On Death

Daisy P. Navdar is a teacher by profession and a firm believer in the efficacy of our Manthravani. She is focused on ensuring that the deep significance of our prayers is realized by our youth. She credits her learnings and insights, shared in her articles, to all Zoroastrian priests and scholars whose efforts have contributed towards providing light and wisdom for all Zarthostis.


For what is it to die but to stand naked in the wind and melt into the sun? And what is it to cease breathing, but to free the breath from its restless tides, that it may rise and expand and seek God unencumbered?

 Only when you drink from the river of silence shall you indeed sing. And when you have reached the mountain top, then you shall begin to climb. And when the earth shall claim your limbs, then shall you truly dance…

In recent times, the words, and some of the unfortunate predictions, in the Jamaspi, have started manifesting themselves in the world around us. During this cycle of our existence, we are doomed to witness the loss of our young ones. It is with dejection that we hear the news of young lives snuffed out in their prime. We cannot even begin to fathom the pain and tragedy that strikes the families of the young ones. Words fail to assuage the deep core of total devastation felt by the parents of these children.

The question which predominantly rises in the mind is, Why? These were good people, living clean lives, never harming another soul… why were they taken away so fast, so before their time, from us. It seems unjust on the part of God and we end up questioning His wisdom in our times of deep sorrow. There are innumerable questions that we seek answers to, so that we can deal with the shock of such incidents, so that things can start making some sense again, as only then on, can our process of healing commence.

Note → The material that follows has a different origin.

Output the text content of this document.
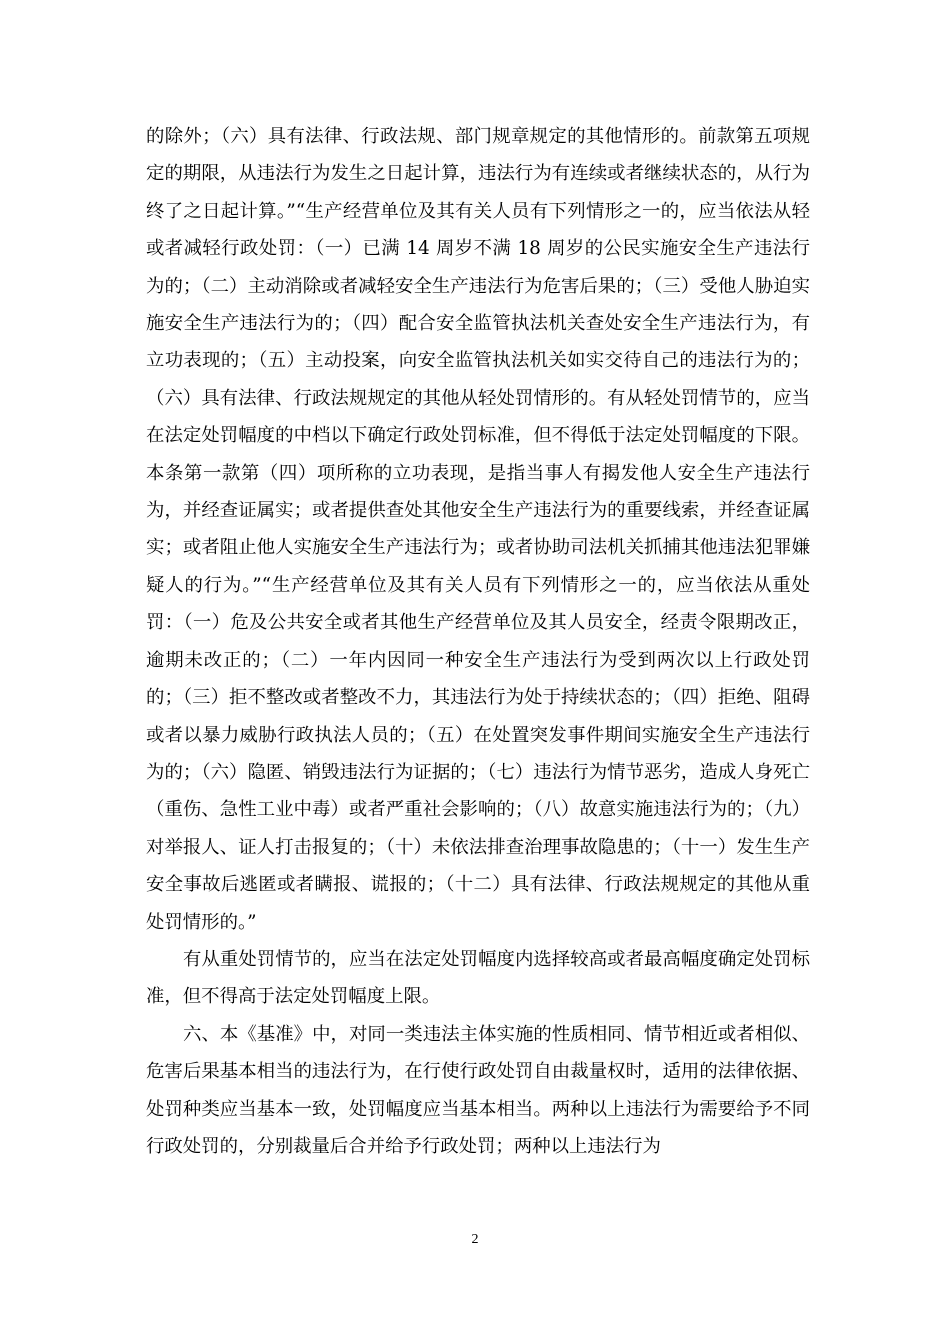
的除外；（六）具有法律、行政法规、部门规章规定的其他情形的。前款第五项规定的期限，从违法行为发生之日起计算，违法行为有连续或者继续状态的，从行为终了之日起计算。”“生产经营单位及其有关人员有下列情形之一的，应当依法从轻或者减轻行政处罚：（一）已满 14 周岁不满 18 周岁的公民实施安全生产违法行为的；（二）主动消除或者减轻安全生产违法行为危害后果的；（三）受他人胁迫实施安全生产违法行为的；（四）配合安全监管执法机关查处安全生产违法行为，有立功表现的；（五）主动投案，向安全监管执法机关如实交待自己的违法行为的；（六）具有法律、行政法规规定的其他从轻处罚情形的。有从轻处罚情节的，应当在法定处罚幅度的中档以下确定行政处罚标准，但不得低于法定处罚幅度的下限。本条第一款第（四）项所称的立功表现，是指当事人有揭发他人安全生产违法行为，并经查证属实；或者提供查处其他安全生产违法行为的重要线索，并经查证属实；或者阻止他人实施安全生产违法行为；或者协助司法机关抓捕其他违法犯罪嫌疑人的行为。”“生产经营单位及其有关人员有下列情形之一的，应当依法从重处罚：（一）危及公共安全或者其他生产经营单位及其人员安全，经责令限期改正，逾期未改正的；（二）一年内因同一种安全生产违法行为受到两次以上行政处罚的；（三）拒不整改或者整改不力，其违法行为处于持续状态的；（四）拒绝、阻碍或者以暴力威胁行政执法人员的；（五）在处置突发事件期间实施安全生产违法行为的；（六）隐匿、销毁违法行为证据的；（七）违法行为情节恶劣，造成人身死亡（重伤、急性工业中毒）或者严重社会影响的；（八）故意实施违法行为的；（九）对举报人、证人打击报复的；（十）未依法排查治理事故隐患的；（十一）发生生产安全事故后逃匿或者瞒报、谎报的；（十二）具有法律、行政法规规定的其他从重处罚情形的。”

有从重处罚情节的，应当在法定处罚幅度内选择较高或者最高幅度确定处罚标准，但不得高于法定处罚幅度上限。

六、本《基准》中，对同一类违法主体实施的性质相同、情节相近或者相似、危害后果基本相当的违法行为，在行使行政处罚自由裁量权时，适用的法律依据、处罚种类应当基本一致，处罚幅度应当基本相当。两种以上违法行为需要给予不同行政处罚的，分别裁量后合并给予行政处罚；两种以上违法行为

2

Spirituality can be brutal in its honesty, but we must accept the divine dictum. Though no answers can truly give succor to the bereaved family and loved ones, here are a few answers that I have found from various sources:

  • Infant / Cradle Deaths: Children who die cradle deaths are the souls of our own loved ones who have come to see their families, and they leave once they see them settled and happy. Some say that these are very blessed souls who only had a few moments of their mortal life remaining on earth to complete, before they attained oneness with God.
  • Death in Young Age: The youth who die early or loved ones who suffer an incurable ailment and then pass away young, have come due to some karmic debt and once that is paid, they leave.
  • Accidental Deaths: Such deaths are often linked to time cycles – if the cycle is prone to disaster, then you may or may not escape.

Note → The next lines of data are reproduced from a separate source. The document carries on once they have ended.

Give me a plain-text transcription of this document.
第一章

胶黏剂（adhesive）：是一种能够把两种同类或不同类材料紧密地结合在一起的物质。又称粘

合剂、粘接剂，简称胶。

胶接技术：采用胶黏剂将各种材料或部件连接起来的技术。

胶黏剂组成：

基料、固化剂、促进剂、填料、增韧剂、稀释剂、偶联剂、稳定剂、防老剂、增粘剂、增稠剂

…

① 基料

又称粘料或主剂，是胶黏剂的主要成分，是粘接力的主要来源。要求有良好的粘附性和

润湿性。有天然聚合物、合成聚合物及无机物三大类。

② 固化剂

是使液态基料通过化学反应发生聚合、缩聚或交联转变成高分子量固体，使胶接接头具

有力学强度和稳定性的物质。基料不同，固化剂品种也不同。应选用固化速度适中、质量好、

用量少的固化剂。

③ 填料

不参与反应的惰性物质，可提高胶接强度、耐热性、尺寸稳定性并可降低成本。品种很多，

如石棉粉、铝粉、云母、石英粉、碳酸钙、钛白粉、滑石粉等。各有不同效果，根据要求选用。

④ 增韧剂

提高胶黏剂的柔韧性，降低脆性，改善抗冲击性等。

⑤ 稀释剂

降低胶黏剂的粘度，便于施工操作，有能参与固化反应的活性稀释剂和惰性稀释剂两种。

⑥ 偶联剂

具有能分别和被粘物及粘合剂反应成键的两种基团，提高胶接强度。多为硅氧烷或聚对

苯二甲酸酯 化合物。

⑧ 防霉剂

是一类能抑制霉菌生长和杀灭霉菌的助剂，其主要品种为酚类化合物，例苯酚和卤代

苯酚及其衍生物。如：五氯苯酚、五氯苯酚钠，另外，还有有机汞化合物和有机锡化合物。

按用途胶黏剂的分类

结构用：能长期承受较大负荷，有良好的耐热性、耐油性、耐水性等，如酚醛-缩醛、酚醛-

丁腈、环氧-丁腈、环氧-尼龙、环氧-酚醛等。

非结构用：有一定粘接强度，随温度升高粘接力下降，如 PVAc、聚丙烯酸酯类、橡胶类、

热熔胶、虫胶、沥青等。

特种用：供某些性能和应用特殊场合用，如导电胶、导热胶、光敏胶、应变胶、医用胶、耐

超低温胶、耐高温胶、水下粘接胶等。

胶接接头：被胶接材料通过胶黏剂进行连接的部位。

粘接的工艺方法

Even so, all these are mere words, they are incapable of helping us cope with the loss that we face. However, there are some prayers which help us heal, and help us to forgive the loss and let go of the anger we feel. Firstly, we have to understand that the ones we love have returned to the energy where they came from. We can still vibe with them through our prayers. When we send them prayers, we are actually assisting them in their onward journey.

It is important to conduct the mandatory prayers as prescribed by our priests, but it is equally important for us to also chant prayers for our dearly departed. Within the first few days after death, we must offer the Sarosh Yasht Hadokht during the day and Sarosh Yasht Vadi at night for the soul of the dearly departed. This must be done after the mandatory Kusti and Sarosh Baaj is recited. As you recite these prayers, not only does the soul of your beloved one rejoice, but you also begin to heal. You definitely feel a sense of closure and you are able to let go.

Sarosh Yazad is the Yazad who becomes more powerful everytime you say His prayer. I pray that He is then able to pull you out of the deep pit of depression and help you to move forward with renewed faith. May God bless and help all those who are grieving for the loss of their loved ones. May God bless our Community.